Oleh Eri Irawan*
Sikap terhadap partisipasi tim sepak bola Israel dalam Piala Dunia U-20 membuat kita terbelah. Ada yang setuju kehadiran Israel dengan alasan olahraga tidak boleh dicampuradukkan dengan politik. Mereka yang menolak kehadiran timnas Israel menyodorkan alasan yang lebih substantif, yaitu menjaga amanat konstitusi dan melanjutkan perjuangan Bung Karno.
Bukankah dalam Pembukaan Undang-Undang Dasar 1945 disebutkan “bahwa sesungguhnya kemerdekaan itu ialah hak segala bangsa dan oleh sebab itu, maka penjajahan di atas dunia harus dihapuskan, karena tidak sesuai dengan perikemanusiaan dan perikeadilan”?
Tindakan Israel terhadap Palestina sudah melanggar hak asasi manusia (HAM) dan mengusik peradaban. Pembunuhan dan perampasan tanah rakyat Palestina benar-benar membuat kita marah, sebagaimana dulu Bung Karno marah dan berjanji terus memperjuangkan kemerdekaan Palestina. Inilah sesungguhnya inti dari relasi nasionalisme dengan internasionalisme, yakni humanisme. Kemanusiaan.
Dalam hal ini, dua kubu yang berseberangan memiliki keinginan dan cita-cita yang sama, yakni berbuat yang terbaik untuk Indonesia. Itulah kenapa sangat disayangkan jika kedua kubu kemudian justru saling tuding dan berkonflik. Sikap kedua kubu sama dan tidak harus dipertentangkan. Pertentangan dua kubu ini justru melupakan persoalan sebenarnya, yakni Israel dan ketidakadilan FIFA.
Sumber utama masalah ini adalah Israel. Negara ini adalah biang persoalan di muka bumi. Tindakannya selama puluhan tahun telah merusak sendi-sendi peradaban. Zionisme sama kejamnya dengan Apartheid. Merendahkan umat manusia dan meletakkan peradaban di sudut kelam sejarah penuh nestapa.
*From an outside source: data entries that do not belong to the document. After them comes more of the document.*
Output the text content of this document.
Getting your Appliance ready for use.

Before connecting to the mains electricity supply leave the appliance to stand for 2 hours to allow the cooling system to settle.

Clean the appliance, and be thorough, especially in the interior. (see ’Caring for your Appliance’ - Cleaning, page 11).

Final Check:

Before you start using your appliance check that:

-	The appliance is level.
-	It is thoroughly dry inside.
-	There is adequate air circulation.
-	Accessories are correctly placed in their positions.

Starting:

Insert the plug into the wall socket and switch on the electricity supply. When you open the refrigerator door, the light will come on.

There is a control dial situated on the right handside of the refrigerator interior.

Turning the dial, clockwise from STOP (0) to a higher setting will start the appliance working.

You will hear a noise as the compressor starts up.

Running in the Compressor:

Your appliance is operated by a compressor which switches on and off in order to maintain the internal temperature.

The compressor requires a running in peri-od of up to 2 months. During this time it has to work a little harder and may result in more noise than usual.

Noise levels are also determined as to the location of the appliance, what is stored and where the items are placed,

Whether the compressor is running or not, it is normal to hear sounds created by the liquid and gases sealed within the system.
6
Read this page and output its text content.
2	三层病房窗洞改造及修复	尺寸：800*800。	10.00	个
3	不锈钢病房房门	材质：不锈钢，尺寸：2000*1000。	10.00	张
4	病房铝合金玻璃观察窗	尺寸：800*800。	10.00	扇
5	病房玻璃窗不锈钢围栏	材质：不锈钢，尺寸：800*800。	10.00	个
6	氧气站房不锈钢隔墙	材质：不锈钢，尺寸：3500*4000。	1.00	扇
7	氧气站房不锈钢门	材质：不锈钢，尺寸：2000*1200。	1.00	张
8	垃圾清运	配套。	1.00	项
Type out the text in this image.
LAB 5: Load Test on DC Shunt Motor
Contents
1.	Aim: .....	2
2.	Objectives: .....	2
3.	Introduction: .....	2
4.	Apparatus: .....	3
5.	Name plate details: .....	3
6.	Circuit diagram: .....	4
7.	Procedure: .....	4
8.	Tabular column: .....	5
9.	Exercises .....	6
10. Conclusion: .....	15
Israel menyadari itu dan berusaha menggunakan semua cara untuk menghapus jejak kejahatannya, termasuk melalui olahraga sepak bola. Ini yang kita tolak: menggunakan sepak bola untuk membersihkan diri.
Kita juga mempertanyakan sikap FIFA yang bungkam selama ini terhadap Israel. Sudah banyak negara yang pernah dijatuhi sanksi FIFA dengan berbagai alasan yang sama sekali tak ada kaitannya dengan sepak bola di lapangan. Indonesia juga pernah dijatuhi sanksi pada 2015-2016 hanya karena pemerintahan Presiden Joko Widodo ingin menciptakan iklim sepak bola yang bersih dan berprestasi. FIFA beralasan pemerintah mengintervensi.
Terakhir, Rusia dijatuhi sanksi pula gara-gara menginvasi Ukraina. Afrika Selatan juga pernah dijatuhi sanksi pada 1961 karena politik Apartheid-nya. Keanggotaan Afrika Selatan bahkan baru dipulihkan pada 1990.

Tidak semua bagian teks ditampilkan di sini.